Liputan6.com, Brasilia - Seorang wanita berusia 37 tahun di Brasil dinyatakan bersalah setelah terbukti menyamar sebagai seorang anak dan tinggal bersama keluarga asuh selama lebih dari satu tahun.
Dikutip dari Fox News, Senin (24/8/2026), wanita tersebut bernama Amanda Maria Souza de Oliveira. Pengadilan Santa Catarina menyatakan Oliveira bersalah atas tindak pidana penipuan dan pemalsuan identitas.
Advertisement
Oliveira diketahui tinggal bersama sebuah keluarga dan diperlakukan layaknya anak mereka selama 14 bulan sebelum penyamarannya terbongkar.
Dalam keterangannya, Oliveira mengaku melarikan diri dari rumah karena mengalami kekerasan. Ia kemudian membuat identitas dan nama palsu untuk menyembunyikan identitas aslinya.
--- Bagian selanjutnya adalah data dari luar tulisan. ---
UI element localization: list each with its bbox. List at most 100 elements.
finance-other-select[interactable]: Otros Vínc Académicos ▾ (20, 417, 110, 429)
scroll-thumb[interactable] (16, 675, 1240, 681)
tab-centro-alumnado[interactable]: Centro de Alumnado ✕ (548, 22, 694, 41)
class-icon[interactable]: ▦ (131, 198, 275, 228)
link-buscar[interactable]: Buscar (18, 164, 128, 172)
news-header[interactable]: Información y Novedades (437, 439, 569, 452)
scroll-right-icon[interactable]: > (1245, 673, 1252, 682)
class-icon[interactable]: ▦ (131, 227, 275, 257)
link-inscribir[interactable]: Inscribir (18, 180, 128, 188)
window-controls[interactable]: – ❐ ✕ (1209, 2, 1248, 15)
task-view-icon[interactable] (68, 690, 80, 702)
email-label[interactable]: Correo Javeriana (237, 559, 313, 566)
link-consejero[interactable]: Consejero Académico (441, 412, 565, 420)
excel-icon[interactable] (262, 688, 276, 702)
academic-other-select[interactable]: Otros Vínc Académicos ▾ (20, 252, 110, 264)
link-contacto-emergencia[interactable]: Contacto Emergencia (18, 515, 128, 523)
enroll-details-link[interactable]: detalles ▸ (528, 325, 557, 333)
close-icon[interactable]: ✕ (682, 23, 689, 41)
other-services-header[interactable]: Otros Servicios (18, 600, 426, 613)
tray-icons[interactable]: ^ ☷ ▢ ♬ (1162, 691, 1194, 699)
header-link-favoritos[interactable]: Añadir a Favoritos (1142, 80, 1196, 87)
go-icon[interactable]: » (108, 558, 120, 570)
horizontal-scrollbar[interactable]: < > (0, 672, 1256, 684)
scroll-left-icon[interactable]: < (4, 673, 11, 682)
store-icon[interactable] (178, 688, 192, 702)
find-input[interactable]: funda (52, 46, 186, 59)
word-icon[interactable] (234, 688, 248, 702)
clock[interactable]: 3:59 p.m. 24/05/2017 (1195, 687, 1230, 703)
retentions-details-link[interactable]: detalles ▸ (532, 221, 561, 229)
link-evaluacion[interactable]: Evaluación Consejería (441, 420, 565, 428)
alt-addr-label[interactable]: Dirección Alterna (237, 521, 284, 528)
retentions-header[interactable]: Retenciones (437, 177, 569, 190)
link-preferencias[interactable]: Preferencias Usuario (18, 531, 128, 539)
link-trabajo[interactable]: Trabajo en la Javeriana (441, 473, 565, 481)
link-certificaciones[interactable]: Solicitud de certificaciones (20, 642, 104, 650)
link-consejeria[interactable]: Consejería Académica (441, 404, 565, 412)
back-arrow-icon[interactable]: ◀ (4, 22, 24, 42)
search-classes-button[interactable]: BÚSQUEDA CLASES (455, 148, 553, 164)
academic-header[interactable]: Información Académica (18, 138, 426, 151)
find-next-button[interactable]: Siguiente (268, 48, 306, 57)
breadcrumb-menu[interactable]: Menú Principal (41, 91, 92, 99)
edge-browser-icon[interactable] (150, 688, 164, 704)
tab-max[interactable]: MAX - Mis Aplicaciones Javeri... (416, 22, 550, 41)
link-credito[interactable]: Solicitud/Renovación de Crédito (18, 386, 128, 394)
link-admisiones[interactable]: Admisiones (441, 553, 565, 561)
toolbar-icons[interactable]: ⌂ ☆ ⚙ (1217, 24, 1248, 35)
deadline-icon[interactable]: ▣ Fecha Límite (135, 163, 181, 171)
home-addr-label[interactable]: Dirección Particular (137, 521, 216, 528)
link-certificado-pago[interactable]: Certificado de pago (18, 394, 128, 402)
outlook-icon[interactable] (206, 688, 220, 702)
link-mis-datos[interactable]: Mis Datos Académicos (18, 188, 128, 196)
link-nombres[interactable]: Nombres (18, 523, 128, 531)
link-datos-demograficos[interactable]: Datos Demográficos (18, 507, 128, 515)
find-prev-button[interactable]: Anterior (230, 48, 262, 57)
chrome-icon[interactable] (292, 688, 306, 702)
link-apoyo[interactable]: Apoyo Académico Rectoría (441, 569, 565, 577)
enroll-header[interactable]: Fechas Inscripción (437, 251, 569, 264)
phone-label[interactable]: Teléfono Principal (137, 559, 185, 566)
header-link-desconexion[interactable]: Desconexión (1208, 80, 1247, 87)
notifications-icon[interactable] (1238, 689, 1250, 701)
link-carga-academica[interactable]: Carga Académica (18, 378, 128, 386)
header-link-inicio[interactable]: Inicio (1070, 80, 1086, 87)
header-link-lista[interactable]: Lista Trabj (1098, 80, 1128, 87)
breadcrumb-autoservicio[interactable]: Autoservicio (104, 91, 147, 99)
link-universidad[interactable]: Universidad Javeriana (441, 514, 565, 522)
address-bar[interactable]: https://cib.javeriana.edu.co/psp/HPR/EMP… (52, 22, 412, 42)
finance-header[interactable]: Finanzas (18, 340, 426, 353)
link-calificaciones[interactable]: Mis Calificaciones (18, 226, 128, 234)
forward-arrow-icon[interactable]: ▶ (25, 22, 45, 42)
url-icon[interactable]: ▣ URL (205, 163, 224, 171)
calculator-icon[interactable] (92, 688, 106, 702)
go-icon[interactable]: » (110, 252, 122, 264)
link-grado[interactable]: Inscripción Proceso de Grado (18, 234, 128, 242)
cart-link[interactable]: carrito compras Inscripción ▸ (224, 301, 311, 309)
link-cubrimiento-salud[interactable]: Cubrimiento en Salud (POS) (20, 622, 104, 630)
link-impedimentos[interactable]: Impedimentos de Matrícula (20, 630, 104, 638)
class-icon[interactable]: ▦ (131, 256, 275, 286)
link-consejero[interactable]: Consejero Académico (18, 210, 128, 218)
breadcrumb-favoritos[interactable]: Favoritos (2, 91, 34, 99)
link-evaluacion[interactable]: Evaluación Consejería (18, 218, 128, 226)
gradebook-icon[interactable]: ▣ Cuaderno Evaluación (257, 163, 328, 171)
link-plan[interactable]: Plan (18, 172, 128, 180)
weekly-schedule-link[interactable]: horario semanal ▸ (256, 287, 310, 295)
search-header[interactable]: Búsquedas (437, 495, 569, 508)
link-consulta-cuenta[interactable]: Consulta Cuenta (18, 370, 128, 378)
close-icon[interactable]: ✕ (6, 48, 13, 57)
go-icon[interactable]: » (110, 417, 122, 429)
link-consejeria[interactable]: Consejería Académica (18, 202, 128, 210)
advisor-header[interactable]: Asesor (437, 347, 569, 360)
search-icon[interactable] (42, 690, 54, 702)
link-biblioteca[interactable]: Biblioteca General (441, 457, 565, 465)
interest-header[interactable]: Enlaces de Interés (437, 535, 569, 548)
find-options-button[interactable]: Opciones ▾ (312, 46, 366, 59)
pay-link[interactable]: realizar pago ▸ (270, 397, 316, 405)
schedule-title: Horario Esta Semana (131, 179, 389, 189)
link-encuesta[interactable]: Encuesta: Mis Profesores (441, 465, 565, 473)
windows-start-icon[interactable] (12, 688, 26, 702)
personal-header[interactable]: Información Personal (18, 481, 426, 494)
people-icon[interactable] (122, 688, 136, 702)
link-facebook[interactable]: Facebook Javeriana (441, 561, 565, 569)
Menurut laporan The Washington Post, Oliveira telah menjalani kehidupan dengan menyamar sebagai anak selama sekitar 15 tahun dalam sebuah penipuan yang disebut rumit.
Untuk mempertahankan penyamarannya, Oliveira menggunakan suara bernada tinggi seperti anak-anak. Ia juga mengaku kepada sejumlah orang bahwa dirinya harus menjalani terapi hormon agar terlihat lebih tua.
Atas perbuatannya, Oliveira dijatuhi hukuman 1 tahun 6 bulan 10 hari penjara, serta tambahan 4 bulan 18 hari masa penahanan.
Oliveira Ingin Ajukan Banding
Salah satu pengacaranya, Lucio Sousa, berkata bahwa skema yang Oliveira lakukan adalah cara dia “bertahan hidup.” Menurut the Post, sebelum putusan diberikan, pengacara tersebut berkata bahwa Oliveira mengakui bahwa ia sudah menciptakan identitas palsu.
“Itu adalah cara yang ia gunakan untuk bertahan hidup. Namun, ia telah menjadi orang yang rentan selama lebih dari 20 tahun.”
“Ia pernah hidup di jalanan, dan tidak ada tuduhan bahwa ia mendapatkan keuntungan finansial apapun, atau melakukan perampokan atau pencurian, yang secara teori berarti unsur-unsur penipuan belum terbukti.”
Oliveira berkata ia tidak pernah bermaksud untuk menyakiti siapapun. “Memang benar, saya membohongi orang, saya berbohong,” tuturnya kepada polisi menurut the Post. “Tapi saya tidak bermaksud untuk menipu siapapun.”
Ia menambahkan bahwa dirinya ingin merasakan rasa kasih sayang yang tidak pernah ia rasakan sejak kecil. “Ada sebuah kekosongan dalam diri saya, sebuah kebutuhan akan perhatian seperti itu, jadi saya selalu mencarinya,” tuturnya.